Мне всегда казалось и кажется до сих пор, что гениальность Шекспира заключается в том, что его Гамлет мог быть как арабом, так и евреем, как датчанином, так и русским. А вот персонажа, подобного Алеше Карамазову с его подкупающей искренностью и горячими самообвинениями, я встретил, представьте себе, на просторах Оклахомы. Он сгорал от стыда, потому что исповедовался в своем не таком уж и страшном грехе. Я даже ему позавидовал. Увы! Даже самообвинения у нас русских уже не те. А в радостной Италии, представьте, мне случилось встретить человека, который мучился дилеммами сознания как персонажи Фолкнера.
Пикассо изменил не только живопись, но и литературу, кино, музыку, архитектуру, но только не себя самого. Это можно увидеть в раннем Маяковском, в Маркесе, в фильмах Феллини. Мой Пикассо — счастливый человек, потому что в 1900 году в возрасте девятнадцати лет, как рассказывала его мать, он написал автопортрет с не очень скромной подписью: «Я — царь».
Его мать потакала ему в его эгоцентризме: «Если ты пойдешь служить солдатом, то, в конце концов, станешь генералом. Если станешь священником, то, в конце концов, достигнешь вершин иерархической лестницы».
А знаете, что я думал? Если существует выражение «Люби своего ближнего, как самого себя», то, может быть, нет ничего плохого в том, что люди учатся любить других, любя себя. И тут я отдаю себе отчет в том, что оправдывая Пикассо, я потихоньку оправдываю самого себя. Иногда он был безжалостен к женщинам. Говорят, он не обижал их специально, но им владела дьявольская жажды красоты.
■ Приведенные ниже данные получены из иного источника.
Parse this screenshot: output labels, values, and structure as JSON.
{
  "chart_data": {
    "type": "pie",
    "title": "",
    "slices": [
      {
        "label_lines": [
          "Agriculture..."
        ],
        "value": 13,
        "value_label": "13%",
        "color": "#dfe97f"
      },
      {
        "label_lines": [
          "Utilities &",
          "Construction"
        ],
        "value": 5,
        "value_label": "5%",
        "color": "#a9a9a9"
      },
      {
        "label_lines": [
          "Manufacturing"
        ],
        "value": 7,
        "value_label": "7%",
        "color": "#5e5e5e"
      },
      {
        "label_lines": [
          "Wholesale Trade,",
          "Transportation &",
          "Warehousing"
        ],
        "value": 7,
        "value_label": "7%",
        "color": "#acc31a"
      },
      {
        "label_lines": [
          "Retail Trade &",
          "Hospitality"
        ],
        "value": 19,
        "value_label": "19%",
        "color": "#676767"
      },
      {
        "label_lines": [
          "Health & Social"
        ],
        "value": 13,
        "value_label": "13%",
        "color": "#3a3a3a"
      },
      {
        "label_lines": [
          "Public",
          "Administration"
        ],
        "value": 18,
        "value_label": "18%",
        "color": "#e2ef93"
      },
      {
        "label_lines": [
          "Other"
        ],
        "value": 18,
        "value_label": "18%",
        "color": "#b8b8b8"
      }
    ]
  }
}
Иногда он восхищался ими в экстазе, а потом с удовольствием, для меня необъяснимым, ломал им жизнь. Но когда я внимательно гляжу на некоторые его женские портреты, то мне не жаль, что он их столько оставил в Сен-Поль-де-Ванс. Многие из них — это насмешка над великим искусством: чем более велик человек, тем милосерднее он должен быть. Короче говоря, мой Пикассо — это Пикассо голубого периода, когда он изображает циркачей или усталую женщину с утюгом, написанную с такой нежностью, или старого еврея с мальчиком, или сына Поля Сезанна в роли Арлекино, в котором он уловил нечто опасно хрупкое, несмотря на горделивое выражение лица. Но я не могу принять отсутствие милосердия, что приводит к мстительной насмешке над женщинами, как будто он специально хочет их ранить. Самая значительная картина Пикассо, из-за которой ему можно простить все его иногда низкосортные шутки и игры с палитрой и красками, это, естественно полотно, которое иногда называют «Акробаты» или «Девочка на шаре». Некоторое время тому назад эта картина вдохновила меня на создание стихотворения о любви, которое я переписывал не один раз («Глядя на полотно Пикассо»). Может быть, один раз он мне также спас жизнь.